I thought that I made pretty good pizza before we went to Italy but the pizza we had there was quite different and even better. After a few misses, I have finally been able to duplicate the taste and texture of the real stuff. Italian pizza has simple extremely thin crust, minimal toppings and fresh whole milk mozzarella.

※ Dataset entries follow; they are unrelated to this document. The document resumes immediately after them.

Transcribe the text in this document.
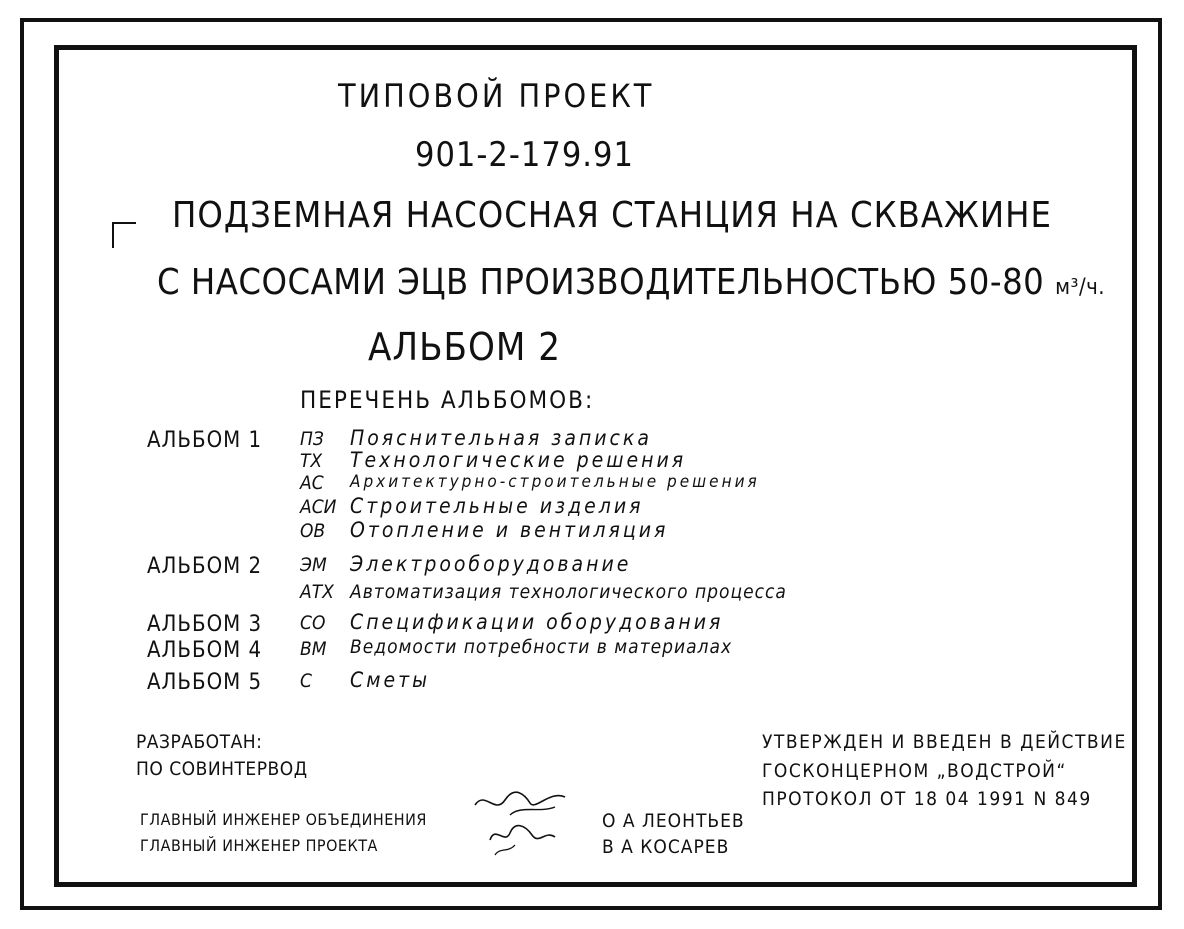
ТИПОВОЙ ПРОЕКТ
901-2-179.91
ПОДЗЕМНАЯ НАСОСНАЯ СТАНЦИЯ НА СКВАЖИНЕ
С НАСОСАМИ ЭЦВ ПРОИЗВОДИТЕЛЬНОСТЬЮ 50-80 м³/ч.
АЛЬБОМ 2
ПЕРЕЧЕНЬ АЛЬБОМОВ:
АЛЬБОМ 1 ПЗ Пояснительная записка
ТХ Технологические решения
АС Архитектурно-строительные решения
АСИ Строительные изделия
ОВ Отопление и вентиляция
АЛЬБОМ 2 ЭМ Электрооборудование
АТХ Автоматизация технологического процесса
АЛЬБОМ 3 СО Спецификации оборудования
АЛЬБОМ 4 ВМ Ведомости потребности в материалах
АЛЬБОМ 5 С Сметы
РАЗРАБОТАН:
ПО СОВИНТЕРВОД
УТВЕРЖДЕН И ВВЕДЕН В ДЕЙСТВИЕ
ГОСКОНЦЕРНОМ „ВОДСТРОЙ“
ПРОТОКОЛ ОТ 18 04 1991 N 849
ГЛАВНЫЙ ИНЖЕНЕР ОБЪЕДИНЕНИЯ
ГЛАВНЫЙ ИНЖЕНЕР ПРОЕКТА
О А ЛЕОНТЬЕВ
В А КОСАРЕВ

The cheese was the key. Forget trying to make the best pizza with most supermarket cheese. That low fat plasticized lump with a two-month shelf life just doesn’t have the right flavor. Fresh mozzarella is softer, almost like a firm ricotta and has much more flavor. It is sold in eight-ounce balls, packed in whey and has a much shorter shelf life. It is available at Costco and Whole Foods.

Sue Kleber

Crust

2 tsp yeast
2 tsp sugar
3/4 cup warm water
3/4 tsp salt
1 1/2 to 1 3/4 cup bread flour

Dissolve the sugar and the yeast in the warm water and allow to proof for ten minutes until it bubbles. Put one cup of flour and the salt into the bowl of a mixer with a paddle beater and add the liquid. Beat on low until the mixture forms long strands which will happen as the gluten develops. Switch to a dough hook attachment and add flour until you have a very soft dough. Machine knead for about ten minutes, adding flour if the dough sticks to the bowl. Put 1/4 cup flour in a zipper plastic bag, seal and shake to distribute the flour. Add dough ball and put the zipped bag in a bowl of warm water to rise. Punch down after an hour and allow to rise again.

Sauce

14 1/2 oz can peeled diced tomatoes in juice
1/2 tsp garlic powder
1/2 tsp onion powder
1 tsp crushed dried oregano
1/2 tsp salt
3/4 tsp red pepper flakes

Drain tomatoes and chop finely. Put tomato pulp into a bowl and add spices. Allow 10 minutes for flavors to develop.

Assembly

Put a pizza stone on the top shelf of your oven and pre-heat at 475 for at least 20 minutes. Divide dough into two portions and roll one into as thin a circle as possible. Transfer to a peel dusted with cornmeal. Spread on half the sauce and eight ounces of cheese and a few shreds of fresh basil. Bake for about 12 minutes.